# 3.0 Bavaria



## BmW745On19's (Aug 12, 2005)

I'm thinking about this car. It looks very nice but I'm not familiar with it. Can someone please tell me what they think of the car and if it has any inherit issues.


----------



## Admiral-Awesome (Aug 2, 2007)

Looks gorgeous.


----------



## JSpira (Oct 21, 2002)

I think the car looks really good, esp. with ca. 198.000 miles.

The owner described parts of the car which would normally be susceptible to rust but apparently are rust free. 

It´s definitely something I would consider although I would probably buy a 3.0CSI instead of the sedan.

If you do get it, you need to get original wheels (those don´t look right) and an original steering wheel. The speakers in the kick panel look funny too.


----------



## BmW745On19's (Aug 12, 2005)

What do the original wheels look like?

If you can find me a 3.0 CSI under $10k that's as nice or nicer I'd appreciate it. :angel:


----------



## JSpira (Oct 21, 2002)

BmW745On19's said:


> If you can find me a 3.0 CSI under $10k that's as nice or nicer I'd appreciate it. :angel:


If I found one, I would buy it without hesitation. I love that car. Esp. in the light blue color.



BmW745On19's said:


> What do the original wheels look like?


----------



## benjaminearle (Aug 31, 2006)

i have original bavaria wheels (71) with covers for sale if anyone is still looking for them. Email me at [email protected] for pics. Located in Atlanta, GA.


----------



## Lanc3r (Sep 5, 2004)

BmW745On19's said:


> I'm thinking about this car. It looks very nice but I'm not familiar with it. Can someone please tell me what they think of the car and if it has any inherit issues.


Cool car, worth very little. Also, old cars require signifcant amounts of maintenance when compared to modern cars. If you arent prepared to work on it and track down parts for it. Walk away.


----------



## Andrew*Debbie (Jul 2, 2004)

Lanc3r said:


> Cool car, worth very little. Also, old cars require signifcant amounts of maintenance when compared to modern cars. If you arent prepared to work on it and track down parts for it. Walk away.


Check the dates. This thread is ancient. The eBay auction ended months ago.


----------



## [email protected] (Apr 9, 2008)

Lanc3r said:


> Cool car, worth very little.
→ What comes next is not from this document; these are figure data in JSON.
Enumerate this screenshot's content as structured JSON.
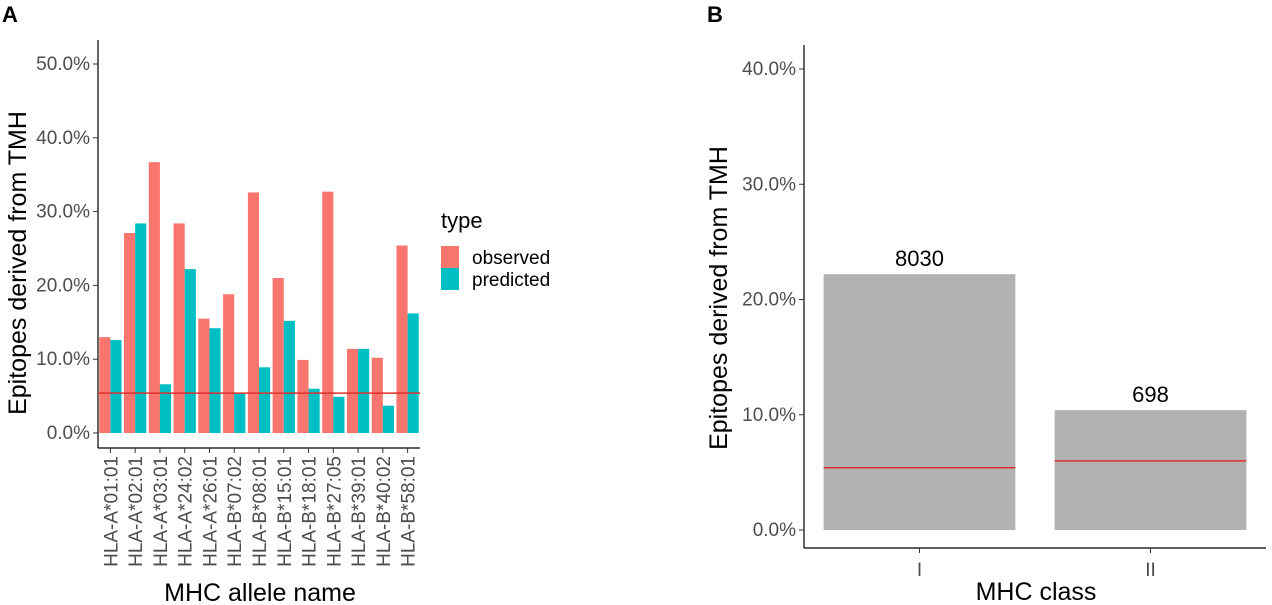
{
  "chart_data": [
    {
      "panel": "A",
      "type": "bar",
      "ylabel": "Epitopes derived from TMH",
      "xlabel": "MHC allele name",
      "ylim": [
        0,
        52
      ],
      "yticks": [
        0,
        10,
        20,
        30,
        40,
        50
      ],
      "ytick_labels": [
        "0.0%",
        "10.0%",
        "20.0%",
        "30.0%",
        "40.0%",
        "50.0%"
      ],
      "categories": [
        "HLA-A*01:01",
        "HLA-A*02:01",
        "HLA-A*03:01",
        "HLA-A*24:02",
        "HLA-A*26:01",
        "HLA-B*07:02",
        "HLA-B*08:01",
        "HLA-B*15:01",
        "HLA-B*18:01",
        "HLA-B*27:05",
        "HLA-B*39:01",
        "HLA-B*40:02",
        "HLA-B*58:01"
      ],
      "series": [
        {
          "name": "observed",
          "color": "#F8766D",
          "values": [
            13.0,
            27.1,
            36.7,
            28.4,
            15.5,
            18.8,
            32.6,
            21.0,
            9.9,
            32.7,
            11.4,
            10.2,
            25.4
          ]
        },
        {
          "name": "predicted",
          "color": "#00BFC4",
          "values": [
            12.6,
            28.4,
            6.6,
            22.2,
            14.2,
            5.4,
            8.9,
            15.2,
            6.0,
            4.9,
            11.4,
            3.7,
            16.2
          ]
        }
      ],
      "reference_line": {
        "value": 5.4,
        "color": "#e0302e"
      },
      "legend": {
        "title": "type",
        "entries": [
          "observed",
          "predicted"
        ]
      }
    },
    {
      "panel": "B",
      "type": "bar",
      "ylabel": "Epitopes derived from TMH",
      "xlabel": "MHC class",
      "ylim": [
        0,
        41.5
      ],
      "yticks": [
        0,
        10,
        20,
        30,
        40
      ],
      "ytick_labels": [
        "0.0%",
        "10.0%",
        "20.0%",
        "30.0%",
        "40.0%"
      ],
      "categories": [
        "I",
        "II"
      ],
      "values": [
        22.2,
        10.4
      ],
      "bar_labels": [
        "8030",
        "698"
      ],
      "bar_color": "#b2b2b2",
      "reference_values": [
        5.4,
        6.0
      ],
      "reference_color": "#e0302e"
    }
  ]
}
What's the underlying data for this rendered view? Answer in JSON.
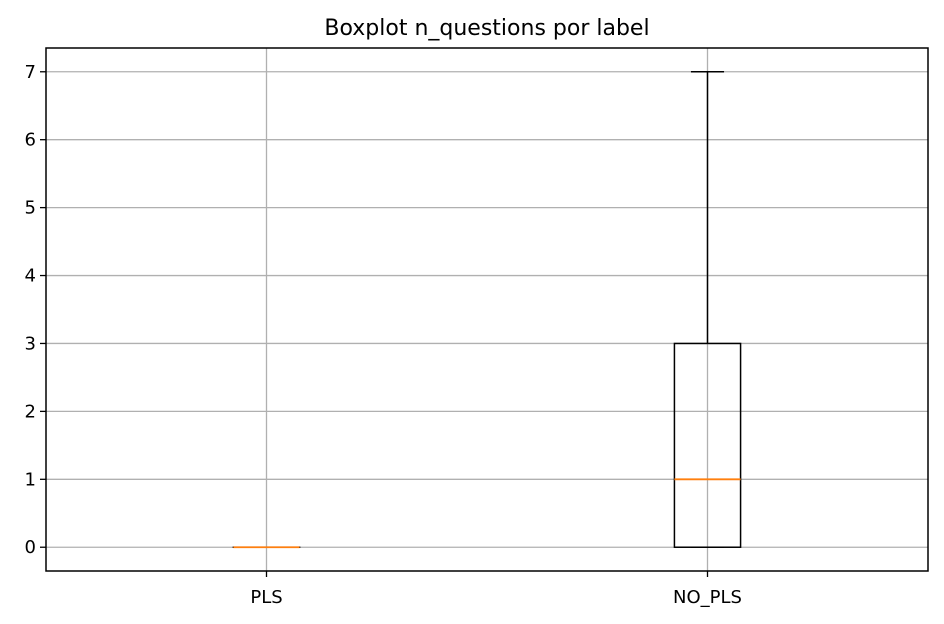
{
  "chart_data": {
    "type": "box",
    "title": "Boxplot n_questions por label",
    "xlabel": "",
    "ylabel": "",
    "categories": [
      "PLS",
      "NO_PLS"
    ],
    "boxes": [
      {
        "category": "PLS",
        "min": 0,
        "q1": 0,
        "median": 0,
        "q3": 0,
        "max": 0
      },
      {
        "category": "NO_PLS",
        "min": 0,
        "q1": 0,
        "median": 1,
        "q3": 3,
        "max": 7
      }
    ],
    "ylim": [
      -0.35,
      7.35
    ],
    "yticks": [
      0,
      1,
      2,
      3,
      4,
      5,
      6,
      7
    ],
    "grid": true,
    "colors": {
      "box": "#000000",
      "median": "#ff7f0e",
      "grid": "#b0b0b0"
    }
  }
}
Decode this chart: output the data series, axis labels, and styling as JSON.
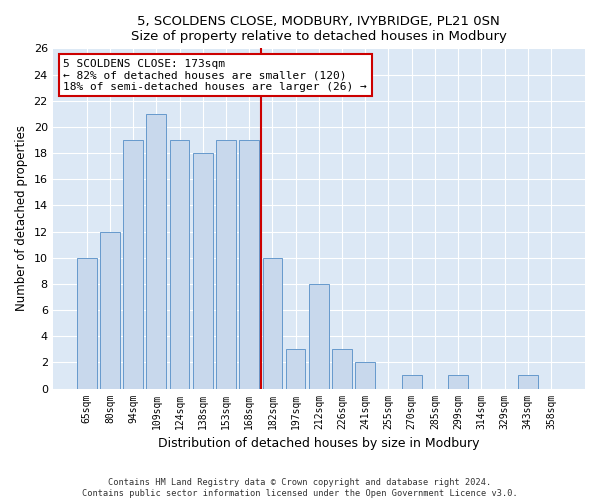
{
  "title1": "5, SCOLDENS CLOSE, MODBURY, IVYBRIDGE, PL21 0SN",
  "title2": "Size of property relative to detached houses in Modbury",
  "xlabel": "Distribution of detached houses by size in Modbury",
  "ylabel": "Number of detached properties",
  "categories": [
    "65sqm",
    "80sqm",
    "94sqm",
    "109sqm",
    "124sqm",
    "138sqm",
    "153sqm",
    "168sqm",
    "182sqm",
    "197sqm",
    "212sqm",
    "226sqm",
    "241sqm",
    "255sqm",
    "270sqm",
    "285sqm",
    "299sqm",
    "314sqm",
    "329sqm",
    "343sqm",
    "358sqm"
  ],
  "values": [
    10,
    12,
    19,
    21,
    19,
    18,
    19,
    19,
    10,
    3,
    8,
    3,
    2,
    0,
    1,
    0,
    1,
    0,
    0,
    1,
    0
  ],
  "bar_color": "#c8d8ec",
  "bar_edge_color": "#6699cc",
  "vline_index": 7.5,
  "vline_color": "#cc0000",
  "annotation_title": "5 SCOLDENS CLOSE: 173sqm",
  "annotation_line1": "← 82% of detached houses are smaller (120)",
  "annotation_line2": "18% of semi-detached houses are larger (26) →",
  "annotation_box_color": "#ffffff",
  "annotation_border_color": "#cc0000",
  "ylim": [
    0,
    26
  ],
  "yticks": [
    0,
    2,
    4,
    6,
    8,
    10,
    12,
    14,
    16,
    18,
    20,
    22,
    24,
    26
  ],
  "fig_bg_color": "#ffffff",
  "plot_bg_color": "#dce8f5",
  "grid_color": "#ffffff",
  "footer1": "Contains HM Land Registry data © Crown copyright and database right 2024.",
  "footer2": "Contains public sector information licensed under the Open Government Licence v3.0."
}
Also, old cars require signifcant amounts of maintenance when compared to modern cars. If you arent prepared to work on it and track down parts for it. Walk away.


How absolutely true. I had a 74 Bavaria 4MT from 1977-83. Constantly working on it. But the weber carbs I put on were worth it. Really turned that car into a rocket.

:thumbup:


----------